In foreign policy, the level of agreement is equally strong. Since Vietnam, American presidents have sent troops into combat in Kuwait, the Balkans, Afghanistan, and Iraq with the general approval of Congress and only sporadic opposition in the streets. A majority of the current presidential candidates support a military effort in the Persian Gull recognize the need for more allied support, and would continue the war on terrorism. Only the fringe candidates--Dennis Kucinich and Al Sharpton--want to withdraw our troops from the Middle East.
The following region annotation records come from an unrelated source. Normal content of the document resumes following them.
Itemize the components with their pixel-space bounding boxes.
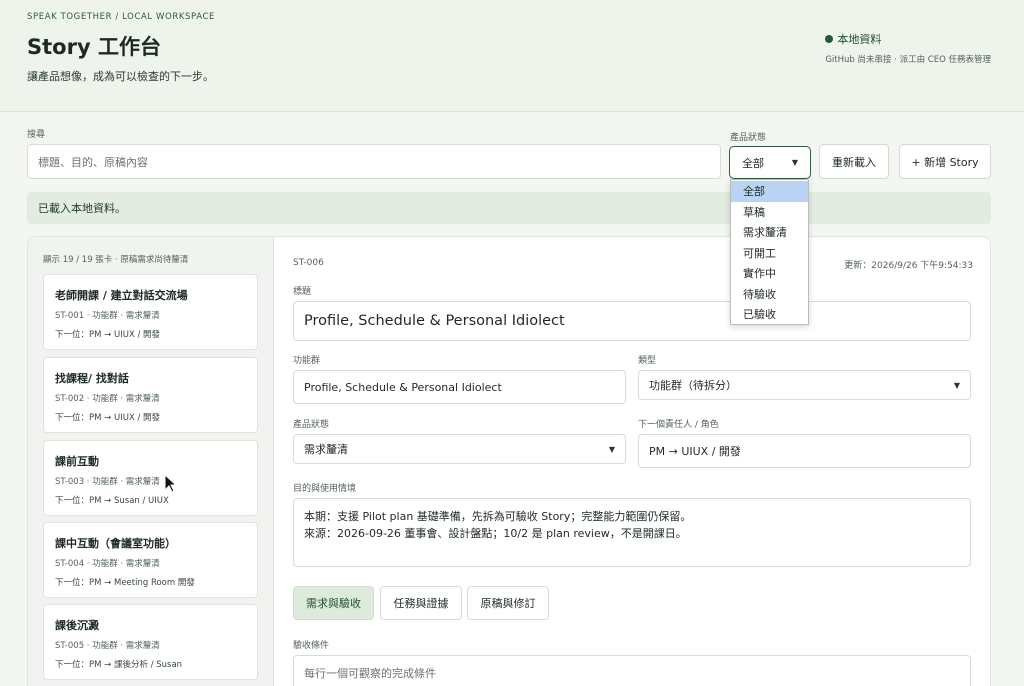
status-subtext: GitHub 尚未串接 · 派工由 CEO 任務表管理 xyxy=(825,55,991,65)
workspace-panel: 顯示 19 / 19 張卡 · 原稿需求尚待釐清 老師開課 / 建立對話交流場 … xyxy=(27,236,991,686)
mouse-cursor-icon xyxy=(164,474,178,493)
owner-input[interactable]: PM → UIUX / 開發 xyxy=(638,434,971,468)
card-title: 找課程/ 找對話 xyxy=(55,372,129,385)
card-meta: ST-004 · 功能群 · 需求釐清 xyxy=(55,559,160,569)
story-card[interactable]: 課中互動（會議室功能） ST-004 · 功能群 · 需求釐清 下一位：PM →… xyxy=(43,522,258,598)
product-status-select[interactable]: 需求釐清 ▼ xyxy=(293,434,626,464)
add-story-button[interactable]: + 新增 Story xyxy=(899,144,991,179)
tab-tasks[interactable]: 任務與證據 xyxy=(380,586,462,620)
purpose-line: 本期：支援 Pilot plan 基礎準備，先拆為可驗收 Story；完整能力範… xyxy=(304,510,692,523)
product-status-value: 需求釐清 xyxy=(304,443,348,456)
story-card[interactable]: 課前互動 ST-003 · 功能群 · 需求釐清 下一位：PM → Susan … xyxy=(43,440,258,516)
search-label: 搜尋 xyxy=(27,130,46,140)
card-meta: ST-002 · 功能群 · 需求釐清 xyxy=(55,394,160,404)
data-status: 本地資料 GitHub 尚未串接 · 派工由 CEO 任務表管理 xyxy=(825,31,991,65)
story-list: 顯示 19 / 19 張卡 · 原稿需求尚待釐清 老師開課 / 建立對話交流場 … xyxy=(28,237,274,686)
title-input[interactable]: Profile, Schedule & Personal Idiolect xyxy=(293,301,971,341)
type-label: 類型 xyxy=(638,356,657,366)
group-label: 功能群 xyxy=(293,356,321,366)
dropdown-option[interactable]: 可開工 xyxy=(731,243,808,264)
purpose-textarea[interactable]: 本期：支援 Pilot plan 基礎準備，先拆為可驗收 Story；完整能力範… xyxy=(293,498,971,567)
status-filter-label: 產品狀態 xyxy=(730,133,767,143)
dropdown-option[interactable]: 全部 xyxy=(731,181,808,202)
card-title: 老師開課 / 建立對話交流場 xyxy=(55,289,188,302)
type-value: 功能群（待拆分） xyxy=(649,379,737,392)
card-next: 下一位：PM → Meeting Room 開發 xyxy=(55,578,195,588)
status-label: 本地資料 xyxy=(837,33,882,46)
chevron-down-icon: ▼ xyxy=(608,444,615,454)
acceptance-label: 驗收條件 xyxy=(293,641,330,651)
group-input[interactable]: Profile, Schedule & Personal Idiolect xyxy=(293,370,626,404)
eyebrow: SPEAK TOGETHER / LOCAL WORKSPACE xyxy=(27,12,215,22)
card-meta: ST-001 · 功能群 · 需求釐清 xyxy=(55,311,160,321)
card-title: 課中互動（會議室功能） xyxy=(55,537,176,550)
tab-requirements[interactable]: 需求與驗收 xyxy=(293,586,374,620)
dropdown-option[interactable]: 待驗收 xyxy=(731,284,808,305)
card-meta: ST-005 · 功能群 · 需求釐清 xyxy=(55,641,160,651)
card-next: 下一位：PM → UIUX / 開發 xyxy=(55,413,161,423)
purpose-label: 目的與使用情境 xyxy=(293,484,357,494)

Although there are differences on methods, both parties advocate some type of prescription drug benefit for seniors, increased funding for education, efforts to prevent corporate crime, and a reasonable flow of legal immigration. On social policy, where emotions run the highest, there is more harmony than meets the eye. When the questions of abortion and gay rights are framed in terms of privacy and reasonable restraints, them is broad agreement. The recent Supreme Court decision that overturned the Texas law criminalizing homosexual sodomy garnered little opposition. Polls show there is marginal support for criminalizing abortions and what restrictions most Americans do favor focus on late-term procedures.
So, why the bitter bickering? The strong reactions to Bill Clinton and George W. Bush have more to do with style than substance. To traditional and religiously devout Americans, Clinton is a symbol of a self-indulgent counterculture. To liberal metropolitan Americans, Bush is a symbol of self-righteous piety and Texas arrogance. The passions these two men invoke remind us that two American cultures do exist side by side.